Le Tout est la firme la plus puissante et prospère au monde. Entreprise tentaculaire née de la fusion du Cercle, détenteur mondial des réseaux sociaux, avec un géant du commerce en ligne, elle a pour objectif de prendre le contrôle de nos cerveaux à coups de nouvelles technologies aliénantes. La jeune Delaney Wells grandit dans ce monde anxiogène et se promet dès son enfance de renverser un jour le maléfique Tout. Delaney parvient à s’y faire embaucher et se retrouve ainsi au cœur de son réacteur. Elle se met alors à concevoir pour le Tout les applications les plus infâmes possible, espérant que la population se révolte enfin. Mais le monde est-il encore assez lucide pour voir la vérité en face ?

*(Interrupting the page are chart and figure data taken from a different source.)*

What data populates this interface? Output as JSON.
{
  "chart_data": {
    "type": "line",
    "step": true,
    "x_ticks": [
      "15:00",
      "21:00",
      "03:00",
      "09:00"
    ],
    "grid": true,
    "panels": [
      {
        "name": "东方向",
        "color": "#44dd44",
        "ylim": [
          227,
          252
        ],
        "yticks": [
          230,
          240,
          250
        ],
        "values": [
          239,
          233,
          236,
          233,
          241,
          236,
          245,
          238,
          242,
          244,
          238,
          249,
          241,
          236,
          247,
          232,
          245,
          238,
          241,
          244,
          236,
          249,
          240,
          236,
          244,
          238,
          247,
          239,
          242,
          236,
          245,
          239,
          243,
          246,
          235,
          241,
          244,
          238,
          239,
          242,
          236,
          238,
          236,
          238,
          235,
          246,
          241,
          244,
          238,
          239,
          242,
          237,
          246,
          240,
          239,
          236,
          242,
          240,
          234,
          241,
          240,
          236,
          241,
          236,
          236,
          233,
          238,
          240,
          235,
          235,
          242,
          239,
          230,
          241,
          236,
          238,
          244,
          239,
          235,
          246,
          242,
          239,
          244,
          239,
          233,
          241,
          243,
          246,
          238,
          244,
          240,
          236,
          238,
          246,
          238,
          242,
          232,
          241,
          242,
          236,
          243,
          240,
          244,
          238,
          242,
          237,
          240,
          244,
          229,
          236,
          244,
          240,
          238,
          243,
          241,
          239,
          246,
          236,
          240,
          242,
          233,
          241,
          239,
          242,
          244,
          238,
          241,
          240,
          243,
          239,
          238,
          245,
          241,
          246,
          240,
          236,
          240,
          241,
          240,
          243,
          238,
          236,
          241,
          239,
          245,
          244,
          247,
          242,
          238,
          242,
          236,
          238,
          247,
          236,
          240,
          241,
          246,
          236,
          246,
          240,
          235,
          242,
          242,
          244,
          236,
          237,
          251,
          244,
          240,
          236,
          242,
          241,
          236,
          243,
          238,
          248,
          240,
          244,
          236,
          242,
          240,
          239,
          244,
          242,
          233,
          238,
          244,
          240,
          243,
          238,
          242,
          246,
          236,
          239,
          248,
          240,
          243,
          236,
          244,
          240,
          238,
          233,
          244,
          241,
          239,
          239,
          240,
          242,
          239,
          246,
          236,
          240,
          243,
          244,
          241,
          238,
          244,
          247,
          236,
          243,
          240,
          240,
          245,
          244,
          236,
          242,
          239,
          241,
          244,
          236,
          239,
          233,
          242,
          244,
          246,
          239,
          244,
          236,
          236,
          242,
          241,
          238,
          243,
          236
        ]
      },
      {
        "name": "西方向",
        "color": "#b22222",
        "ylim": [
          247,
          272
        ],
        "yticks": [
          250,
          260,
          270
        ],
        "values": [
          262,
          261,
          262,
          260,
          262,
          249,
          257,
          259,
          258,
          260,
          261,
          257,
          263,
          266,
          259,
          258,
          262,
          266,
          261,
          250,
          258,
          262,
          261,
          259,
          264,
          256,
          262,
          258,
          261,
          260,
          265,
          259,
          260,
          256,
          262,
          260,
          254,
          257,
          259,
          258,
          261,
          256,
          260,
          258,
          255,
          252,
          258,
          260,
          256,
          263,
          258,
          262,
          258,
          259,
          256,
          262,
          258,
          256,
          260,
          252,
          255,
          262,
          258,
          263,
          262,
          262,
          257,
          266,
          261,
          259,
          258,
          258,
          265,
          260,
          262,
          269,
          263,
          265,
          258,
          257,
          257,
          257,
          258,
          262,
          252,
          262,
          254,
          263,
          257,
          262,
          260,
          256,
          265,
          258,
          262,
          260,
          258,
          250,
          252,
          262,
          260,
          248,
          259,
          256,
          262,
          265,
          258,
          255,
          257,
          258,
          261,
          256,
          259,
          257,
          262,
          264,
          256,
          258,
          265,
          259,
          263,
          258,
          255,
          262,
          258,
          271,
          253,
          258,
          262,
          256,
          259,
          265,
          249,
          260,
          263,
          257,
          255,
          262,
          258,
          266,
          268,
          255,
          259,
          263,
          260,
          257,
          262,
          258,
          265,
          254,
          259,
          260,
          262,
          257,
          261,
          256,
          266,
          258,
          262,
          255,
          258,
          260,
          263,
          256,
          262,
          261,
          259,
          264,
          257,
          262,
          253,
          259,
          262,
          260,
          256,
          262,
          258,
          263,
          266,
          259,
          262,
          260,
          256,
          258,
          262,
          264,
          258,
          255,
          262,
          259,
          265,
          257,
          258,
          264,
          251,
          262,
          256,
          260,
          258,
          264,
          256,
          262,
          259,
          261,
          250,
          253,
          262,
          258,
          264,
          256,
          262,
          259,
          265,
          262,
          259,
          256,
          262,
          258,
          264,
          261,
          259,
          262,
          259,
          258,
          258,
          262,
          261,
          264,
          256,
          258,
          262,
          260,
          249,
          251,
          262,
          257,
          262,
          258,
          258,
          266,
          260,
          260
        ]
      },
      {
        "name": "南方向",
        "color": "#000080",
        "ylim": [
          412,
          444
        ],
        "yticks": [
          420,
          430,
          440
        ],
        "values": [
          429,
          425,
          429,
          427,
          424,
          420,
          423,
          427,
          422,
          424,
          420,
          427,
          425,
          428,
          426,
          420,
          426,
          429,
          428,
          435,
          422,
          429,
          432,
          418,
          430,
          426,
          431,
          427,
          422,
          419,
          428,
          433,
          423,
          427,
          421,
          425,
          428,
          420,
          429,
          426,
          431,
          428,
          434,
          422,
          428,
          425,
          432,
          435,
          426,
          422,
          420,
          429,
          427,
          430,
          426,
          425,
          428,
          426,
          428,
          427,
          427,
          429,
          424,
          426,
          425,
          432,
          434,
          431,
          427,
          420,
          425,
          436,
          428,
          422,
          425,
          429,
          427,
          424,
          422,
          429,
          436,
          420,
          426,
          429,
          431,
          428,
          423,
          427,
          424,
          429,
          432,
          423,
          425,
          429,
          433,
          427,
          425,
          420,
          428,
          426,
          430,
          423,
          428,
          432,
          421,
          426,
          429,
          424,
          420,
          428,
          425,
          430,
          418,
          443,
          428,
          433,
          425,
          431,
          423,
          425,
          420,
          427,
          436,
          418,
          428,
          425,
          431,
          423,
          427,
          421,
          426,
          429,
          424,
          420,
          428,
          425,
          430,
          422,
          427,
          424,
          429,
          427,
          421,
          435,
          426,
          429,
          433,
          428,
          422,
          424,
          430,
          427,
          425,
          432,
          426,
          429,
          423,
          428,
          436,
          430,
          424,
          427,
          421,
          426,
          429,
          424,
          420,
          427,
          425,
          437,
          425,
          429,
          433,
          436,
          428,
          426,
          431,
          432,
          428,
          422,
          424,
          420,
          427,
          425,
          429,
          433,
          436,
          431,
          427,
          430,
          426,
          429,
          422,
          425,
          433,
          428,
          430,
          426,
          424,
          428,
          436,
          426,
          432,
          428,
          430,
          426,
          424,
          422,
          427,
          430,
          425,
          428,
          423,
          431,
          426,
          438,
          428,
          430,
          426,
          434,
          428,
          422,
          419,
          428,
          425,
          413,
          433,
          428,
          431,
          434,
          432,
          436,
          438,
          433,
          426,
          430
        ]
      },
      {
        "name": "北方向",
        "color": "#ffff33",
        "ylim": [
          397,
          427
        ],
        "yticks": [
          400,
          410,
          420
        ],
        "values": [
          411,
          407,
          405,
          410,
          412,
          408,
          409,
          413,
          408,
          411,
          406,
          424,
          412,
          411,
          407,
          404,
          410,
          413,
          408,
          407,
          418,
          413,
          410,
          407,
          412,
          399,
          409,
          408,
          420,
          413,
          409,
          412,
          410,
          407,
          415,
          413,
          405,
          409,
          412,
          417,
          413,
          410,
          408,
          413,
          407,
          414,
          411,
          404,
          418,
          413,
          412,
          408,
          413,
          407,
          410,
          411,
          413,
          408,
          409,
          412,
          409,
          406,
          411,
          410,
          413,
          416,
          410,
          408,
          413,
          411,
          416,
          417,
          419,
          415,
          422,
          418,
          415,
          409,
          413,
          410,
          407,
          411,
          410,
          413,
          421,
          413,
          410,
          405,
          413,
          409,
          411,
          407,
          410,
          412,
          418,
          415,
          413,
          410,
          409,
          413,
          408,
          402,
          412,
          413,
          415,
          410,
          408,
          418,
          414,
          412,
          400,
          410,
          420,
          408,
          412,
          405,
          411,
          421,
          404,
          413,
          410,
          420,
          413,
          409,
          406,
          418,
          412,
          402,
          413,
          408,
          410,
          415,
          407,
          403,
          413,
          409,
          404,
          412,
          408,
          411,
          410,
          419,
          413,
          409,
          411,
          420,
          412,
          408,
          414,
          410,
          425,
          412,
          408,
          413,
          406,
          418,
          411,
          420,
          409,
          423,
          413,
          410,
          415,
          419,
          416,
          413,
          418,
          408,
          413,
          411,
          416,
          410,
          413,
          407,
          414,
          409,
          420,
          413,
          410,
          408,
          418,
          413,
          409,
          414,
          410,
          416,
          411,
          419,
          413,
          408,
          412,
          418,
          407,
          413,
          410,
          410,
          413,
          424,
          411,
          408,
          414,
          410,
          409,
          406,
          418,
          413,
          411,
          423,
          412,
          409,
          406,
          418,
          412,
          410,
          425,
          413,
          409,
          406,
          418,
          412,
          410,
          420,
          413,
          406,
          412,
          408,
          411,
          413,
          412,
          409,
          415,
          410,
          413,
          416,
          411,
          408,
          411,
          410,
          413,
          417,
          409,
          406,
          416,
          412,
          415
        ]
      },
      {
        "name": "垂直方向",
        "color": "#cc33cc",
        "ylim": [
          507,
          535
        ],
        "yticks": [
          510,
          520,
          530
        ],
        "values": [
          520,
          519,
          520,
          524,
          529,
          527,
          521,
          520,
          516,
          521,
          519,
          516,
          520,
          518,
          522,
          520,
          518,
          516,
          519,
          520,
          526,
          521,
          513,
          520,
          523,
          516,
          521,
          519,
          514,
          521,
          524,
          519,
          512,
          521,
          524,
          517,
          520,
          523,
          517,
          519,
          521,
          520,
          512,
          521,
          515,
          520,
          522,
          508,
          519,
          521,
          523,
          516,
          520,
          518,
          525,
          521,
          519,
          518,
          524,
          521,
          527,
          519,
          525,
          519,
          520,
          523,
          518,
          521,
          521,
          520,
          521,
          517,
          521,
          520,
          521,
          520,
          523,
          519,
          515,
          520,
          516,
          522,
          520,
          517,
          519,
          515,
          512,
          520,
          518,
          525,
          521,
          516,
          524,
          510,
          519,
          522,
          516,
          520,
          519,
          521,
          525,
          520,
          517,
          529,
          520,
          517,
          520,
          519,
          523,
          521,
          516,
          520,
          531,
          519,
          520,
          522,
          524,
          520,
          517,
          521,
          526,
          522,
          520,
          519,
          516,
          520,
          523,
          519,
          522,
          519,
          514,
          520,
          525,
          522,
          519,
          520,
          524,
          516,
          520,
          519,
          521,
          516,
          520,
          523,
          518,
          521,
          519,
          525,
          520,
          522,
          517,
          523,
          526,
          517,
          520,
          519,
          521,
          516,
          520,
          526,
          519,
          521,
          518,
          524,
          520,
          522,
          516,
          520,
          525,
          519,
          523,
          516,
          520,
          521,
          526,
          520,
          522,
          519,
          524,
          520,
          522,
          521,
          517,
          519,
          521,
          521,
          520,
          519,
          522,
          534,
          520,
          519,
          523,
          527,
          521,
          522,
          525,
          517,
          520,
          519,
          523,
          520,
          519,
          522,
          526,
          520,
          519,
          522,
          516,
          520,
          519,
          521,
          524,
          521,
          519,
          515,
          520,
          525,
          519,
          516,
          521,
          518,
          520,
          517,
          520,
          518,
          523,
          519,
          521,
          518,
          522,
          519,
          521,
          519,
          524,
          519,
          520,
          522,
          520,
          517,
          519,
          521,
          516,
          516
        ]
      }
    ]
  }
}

« Le Tout » dénonce les dérives déjà à l’œuvre dans le domaine des nouvelles technologies. L’évolution que propose Dave Eggers est particulièrement plausible si l’on continue à pousser le curseur de plus en plus loin. En ce sens, le livre fait froid dans le dos en même temps qu’il nous donne le vertige en montrant le rognement des libertés individuelles, toujours pour de bonnes et louables raisons, comme la somme de tous nos petits renoncements. La société portée par le Tout apparaît dictée par les algorithmes et l’autocensure, marquée par le règne de la réputation et du regard des autres. Le roman n’est heureusement pas dénué d’une pointe bienvenue d’humour. Le résultat est très prenant et ne manque pas de nous faire réfléchir à nos comportements individuels et collectifs.
« Le Tout », Dave Eggers, Gallimard, 640 pages.